Aided by a record high second-quarter volume of property transactions in China, real estate investments in the Asia-Pacific rose significantly in the first half of this year, in spite of the still-raging COVID-19 pandemic, a report stated.
Investment in commercial real estate in the Asia-Pacific reached $83.5 billion in the first half, up 39 percent year-on-year, according to JLL's Asia-Pacific Capital Tracker.
China, Australia and South Korea contributed 69 percent of the total volume of investment, while activities in Japan were weaker due to disruptions caused by COVID-19.
In the second quarter, transactions in China alone were up 123 percent year-on-year to 97.4 billion yuan ($15.1 billion), the third-highest volume of quarterly investment in history.
"Though traditional sectors like office and retail contribute more than half of the total transactions, some investors have exited traditional sectors and made investments in alternative assets, such as data centers and industrial parks, which is a new trend in the market," said Pang Shudong, head of capital markets with JLL China.
In Shanghai, 15 transactions generated 13.4 billion yuan in the second quarter, down 21 percent year-on-year.

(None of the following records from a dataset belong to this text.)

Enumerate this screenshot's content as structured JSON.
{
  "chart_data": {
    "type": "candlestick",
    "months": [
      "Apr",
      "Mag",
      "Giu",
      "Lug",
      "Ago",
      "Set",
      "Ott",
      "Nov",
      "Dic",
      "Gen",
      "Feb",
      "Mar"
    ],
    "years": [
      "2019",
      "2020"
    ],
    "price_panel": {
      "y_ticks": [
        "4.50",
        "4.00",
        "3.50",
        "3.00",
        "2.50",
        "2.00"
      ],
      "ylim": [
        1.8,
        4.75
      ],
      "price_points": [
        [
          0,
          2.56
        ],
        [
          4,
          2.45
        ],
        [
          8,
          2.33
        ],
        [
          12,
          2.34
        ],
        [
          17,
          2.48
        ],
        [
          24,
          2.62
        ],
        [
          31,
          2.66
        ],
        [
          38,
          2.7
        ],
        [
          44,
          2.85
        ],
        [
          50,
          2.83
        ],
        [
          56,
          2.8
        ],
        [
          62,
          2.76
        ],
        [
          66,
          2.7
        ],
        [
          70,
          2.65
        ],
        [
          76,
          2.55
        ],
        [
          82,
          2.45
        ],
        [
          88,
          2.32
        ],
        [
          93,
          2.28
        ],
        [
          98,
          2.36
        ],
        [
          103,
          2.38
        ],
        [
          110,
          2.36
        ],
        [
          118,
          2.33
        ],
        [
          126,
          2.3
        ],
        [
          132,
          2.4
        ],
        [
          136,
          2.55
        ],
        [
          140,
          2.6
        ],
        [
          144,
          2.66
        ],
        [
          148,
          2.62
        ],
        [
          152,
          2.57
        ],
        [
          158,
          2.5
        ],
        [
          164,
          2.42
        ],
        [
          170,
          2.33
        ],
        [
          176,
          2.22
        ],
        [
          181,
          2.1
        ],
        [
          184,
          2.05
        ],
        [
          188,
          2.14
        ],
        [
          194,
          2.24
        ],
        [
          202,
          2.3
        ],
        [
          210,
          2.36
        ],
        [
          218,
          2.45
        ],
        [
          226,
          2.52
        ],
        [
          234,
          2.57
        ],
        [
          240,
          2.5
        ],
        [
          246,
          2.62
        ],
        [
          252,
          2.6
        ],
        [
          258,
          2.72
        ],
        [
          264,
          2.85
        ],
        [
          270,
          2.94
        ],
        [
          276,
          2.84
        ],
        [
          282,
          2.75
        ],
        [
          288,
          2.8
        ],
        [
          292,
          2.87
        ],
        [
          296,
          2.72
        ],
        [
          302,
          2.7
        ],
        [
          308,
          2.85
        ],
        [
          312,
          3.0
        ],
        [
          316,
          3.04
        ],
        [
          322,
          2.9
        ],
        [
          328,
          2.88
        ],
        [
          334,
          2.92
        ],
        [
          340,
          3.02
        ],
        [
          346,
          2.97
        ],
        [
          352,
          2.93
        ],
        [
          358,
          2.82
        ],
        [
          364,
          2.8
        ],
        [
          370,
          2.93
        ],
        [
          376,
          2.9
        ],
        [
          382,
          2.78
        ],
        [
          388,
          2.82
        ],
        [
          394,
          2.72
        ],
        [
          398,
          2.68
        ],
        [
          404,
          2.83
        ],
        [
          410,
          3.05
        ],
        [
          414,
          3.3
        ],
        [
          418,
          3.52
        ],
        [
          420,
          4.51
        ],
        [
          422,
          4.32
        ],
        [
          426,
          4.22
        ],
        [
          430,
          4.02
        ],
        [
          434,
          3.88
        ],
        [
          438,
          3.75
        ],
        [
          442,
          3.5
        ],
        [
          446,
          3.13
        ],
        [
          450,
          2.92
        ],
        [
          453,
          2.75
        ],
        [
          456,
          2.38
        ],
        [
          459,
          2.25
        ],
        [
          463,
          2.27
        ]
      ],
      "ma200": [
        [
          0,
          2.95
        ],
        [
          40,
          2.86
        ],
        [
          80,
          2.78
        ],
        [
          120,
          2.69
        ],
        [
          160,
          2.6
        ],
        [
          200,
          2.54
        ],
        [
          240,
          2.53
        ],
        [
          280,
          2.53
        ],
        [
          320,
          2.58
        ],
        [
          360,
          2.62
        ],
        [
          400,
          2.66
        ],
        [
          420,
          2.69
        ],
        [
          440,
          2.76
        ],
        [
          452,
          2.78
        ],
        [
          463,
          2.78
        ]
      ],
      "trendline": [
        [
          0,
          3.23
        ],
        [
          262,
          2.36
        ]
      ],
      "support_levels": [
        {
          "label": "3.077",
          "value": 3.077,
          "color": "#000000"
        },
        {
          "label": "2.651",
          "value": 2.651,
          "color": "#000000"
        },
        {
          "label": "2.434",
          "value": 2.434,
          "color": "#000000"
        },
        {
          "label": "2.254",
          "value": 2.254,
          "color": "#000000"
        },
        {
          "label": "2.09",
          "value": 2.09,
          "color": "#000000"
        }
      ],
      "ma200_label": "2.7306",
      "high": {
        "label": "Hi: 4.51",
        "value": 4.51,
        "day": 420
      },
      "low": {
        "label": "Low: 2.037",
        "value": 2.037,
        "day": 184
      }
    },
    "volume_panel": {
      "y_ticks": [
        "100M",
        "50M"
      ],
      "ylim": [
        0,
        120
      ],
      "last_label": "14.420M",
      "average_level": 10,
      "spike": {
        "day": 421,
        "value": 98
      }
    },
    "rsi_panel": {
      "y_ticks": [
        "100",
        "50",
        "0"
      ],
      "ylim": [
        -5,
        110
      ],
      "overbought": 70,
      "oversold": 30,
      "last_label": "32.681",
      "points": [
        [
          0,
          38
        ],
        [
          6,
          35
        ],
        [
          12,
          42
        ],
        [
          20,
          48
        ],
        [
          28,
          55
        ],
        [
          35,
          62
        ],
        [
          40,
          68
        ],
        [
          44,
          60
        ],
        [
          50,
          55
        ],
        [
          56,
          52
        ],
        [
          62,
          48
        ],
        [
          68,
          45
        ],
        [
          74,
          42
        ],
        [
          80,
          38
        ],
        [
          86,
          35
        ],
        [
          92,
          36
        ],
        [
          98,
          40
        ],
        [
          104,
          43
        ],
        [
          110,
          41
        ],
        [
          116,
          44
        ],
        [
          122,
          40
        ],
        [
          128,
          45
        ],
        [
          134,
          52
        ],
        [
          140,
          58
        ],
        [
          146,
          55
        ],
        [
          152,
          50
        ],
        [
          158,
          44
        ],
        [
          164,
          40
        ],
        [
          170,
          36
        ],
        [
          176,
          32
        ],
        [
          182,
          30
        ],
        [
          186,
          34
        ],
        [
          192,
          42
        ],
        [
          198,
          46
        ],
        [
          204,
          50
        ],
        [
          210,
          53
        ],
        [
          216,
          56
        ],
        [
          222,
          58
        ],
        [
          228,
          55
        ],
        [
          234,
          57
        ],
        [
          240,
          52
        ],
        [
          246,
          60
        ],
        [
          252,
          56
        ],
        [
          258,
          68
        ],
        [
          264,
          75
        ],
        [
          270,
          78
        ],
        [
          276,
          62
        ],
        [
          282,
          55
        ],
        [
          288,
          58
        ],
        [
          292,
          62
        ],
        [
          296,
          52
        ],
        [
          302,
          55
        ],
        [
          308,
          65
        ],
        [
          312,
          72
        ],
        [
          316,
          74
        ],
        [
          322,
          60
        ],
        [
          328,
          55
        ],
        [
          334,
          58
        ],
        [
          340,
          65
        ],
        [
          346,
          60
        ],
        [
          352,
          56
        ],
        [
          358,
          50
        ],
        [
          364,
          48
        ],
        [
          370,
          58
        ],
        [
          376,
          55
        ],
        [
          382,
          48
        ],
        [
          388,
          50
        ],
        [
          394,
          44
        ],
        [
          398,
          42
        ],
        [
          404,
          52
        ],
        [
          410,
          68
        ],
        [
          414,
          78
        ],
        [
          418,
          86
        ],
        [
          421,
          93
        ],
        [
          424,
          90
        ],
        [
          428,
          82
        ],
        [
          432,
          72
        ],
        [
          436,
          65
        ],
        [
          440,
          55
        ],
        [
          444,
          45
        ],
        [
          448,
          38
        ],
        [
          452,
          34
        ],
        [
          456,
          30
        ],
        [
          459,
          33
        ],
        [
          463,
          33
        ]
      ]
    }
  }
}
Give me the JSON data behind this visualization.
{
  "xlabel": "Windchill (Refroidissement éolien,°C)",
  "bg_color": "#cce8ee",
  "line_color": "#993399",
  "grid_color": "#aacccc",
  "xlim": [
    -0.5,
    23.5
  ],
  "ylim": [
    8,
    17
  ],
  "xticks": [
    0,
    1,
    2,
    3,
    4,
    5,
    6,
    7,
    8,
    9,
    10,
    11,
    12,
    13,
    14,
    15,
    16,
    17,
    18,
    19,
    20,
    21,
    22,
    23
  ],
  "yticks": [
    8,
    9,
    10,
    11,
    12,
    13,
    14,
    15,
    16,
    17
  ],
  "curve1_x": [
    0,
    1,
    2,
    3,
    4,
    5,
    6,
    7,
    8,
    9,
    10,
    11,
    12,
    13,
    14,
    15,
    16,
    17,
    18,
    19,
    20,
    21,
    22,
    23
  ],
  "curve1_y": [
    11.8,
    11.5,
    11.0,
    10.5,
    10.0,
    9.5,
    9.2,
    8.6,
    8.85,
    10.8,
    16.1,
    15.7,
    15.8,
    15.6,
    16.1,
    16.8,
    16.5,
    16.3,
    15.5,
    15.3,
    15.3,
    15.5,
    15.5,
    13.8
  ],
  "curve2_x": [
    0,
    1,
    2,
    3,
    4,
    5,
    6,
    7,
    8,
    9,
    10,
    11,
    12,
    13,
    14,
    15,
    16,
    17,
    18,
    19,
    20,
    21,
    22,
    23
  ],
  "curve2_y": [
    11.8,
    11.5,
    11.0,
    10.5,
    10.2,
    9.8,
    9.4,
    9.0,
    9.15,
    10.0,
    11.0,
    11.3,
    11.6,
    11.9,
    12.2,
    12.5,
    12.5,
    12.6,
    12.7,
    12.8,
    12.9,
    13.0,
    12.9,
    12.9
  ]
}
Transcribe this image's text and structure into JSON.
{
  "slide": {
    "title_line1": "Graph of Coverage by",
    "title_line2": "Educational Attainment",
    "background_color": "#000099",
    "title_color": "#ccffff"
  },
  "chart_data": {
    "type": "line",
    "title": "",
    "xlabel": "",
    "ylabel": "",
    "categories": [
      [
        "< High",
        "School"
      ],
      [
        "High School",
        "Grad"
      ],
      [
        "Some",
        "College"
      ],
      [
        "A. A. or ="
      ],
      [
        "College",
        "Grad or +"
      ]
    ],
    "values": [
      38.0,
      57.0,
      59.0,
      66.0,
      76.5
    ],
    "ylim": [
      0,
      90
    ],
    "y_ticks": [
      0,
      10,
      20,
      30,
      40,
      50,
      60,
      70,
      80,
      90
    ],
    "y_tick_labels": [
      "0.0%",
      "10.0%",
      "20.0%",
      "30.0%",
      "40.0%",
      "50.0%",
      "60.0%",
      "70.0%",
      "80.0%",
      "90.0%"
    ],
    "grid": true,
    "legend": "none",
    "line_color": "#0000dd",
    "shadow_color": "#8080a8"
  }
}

The figure could be closer to 42.3 billion yuan if the estimated consideration of assets from portfolio transactions is included, said Savills China research.
Several big-ticket portfolio transactions were announced at the end of June, including Brookfield's purchase of a portfolio of five retail properties from Macquarie for 8.9 billion yuan and Ping An Insurance's purchase of partial stakes in six Raffles City developments for 33 billion yuan. All the deals include one or more core or core-plus assets in Shanghai.
Institutional buyer interest is rising as they seek to capitalize on the attractive pricing environment, access to sizable portfolios and the recovery of market fundamentals, said James Macdonald, head and senior director of Savills China research.
Increased investment in sectors like logistics, industrial, office space and retail indicates an ongoing recovery of the region's capital markets. Volume in the first six months was down 6 percent from pre-COVID-19 levels for the same period of 2019, said JLL's report.
JLL's analysis of capital flows in the second quarter revealed that office, logistics and industrial, and retail investments made up 31 percent, 30 percent and 30 percent of the total, respectively.
"Real estate investment in the Asia-Pacific region is clearly back as investors reaffirmed their positive outlook, ensuring a sizable upswing in year-on-year investment volumes in the first half. We expect further activities in the second half, as investors will look to portfolio deals, corporate sales and lease-backs, and seek more diversification in sectors like logistics, industrial, life sciences and multifamily," said Stuart Crow, CEO of capital markets with JLL Asia-Pacific.
Logistics and industrial investments across the region surged by 215 percent year-on-year in the second quarter to $15 billion. This was supported by favorable demand dynamics driven by e-commerce expansion regionally, relative yield spreads and investors' desire to diversify into more resilient asset classes, the JLL report said.
At the same time, demand for offices led to $15.5 billion in investment. Office rents turned the corner in Singapore and Shanghai.
A growing number of corporates plan to extend their Asia-Pacific office footprint in the long term while adopting strategies featuring greater flexibility and new hybrid working models, according to the findings of CBRE's 2021 Asia-Pacific Future of Office Survey.
While the average office utilization rate in Asia-Pacific slightly improved to 49 percent in May, the pace of the return to the office varied across the region and is likely to fluctuate despite the economic recovery.
China markets had the highest office utilization as of May. In contrast, office utilization in Southeast Asia and India had deteriorated since the previous survey due to the reintroduction of restrictions on office capacity, the survey said.
About 50 percent of the respondents signaled their intention to increase the size of their real estate portfolios over the next three years, a substantial increase from just 23 percent in October 2020, it added.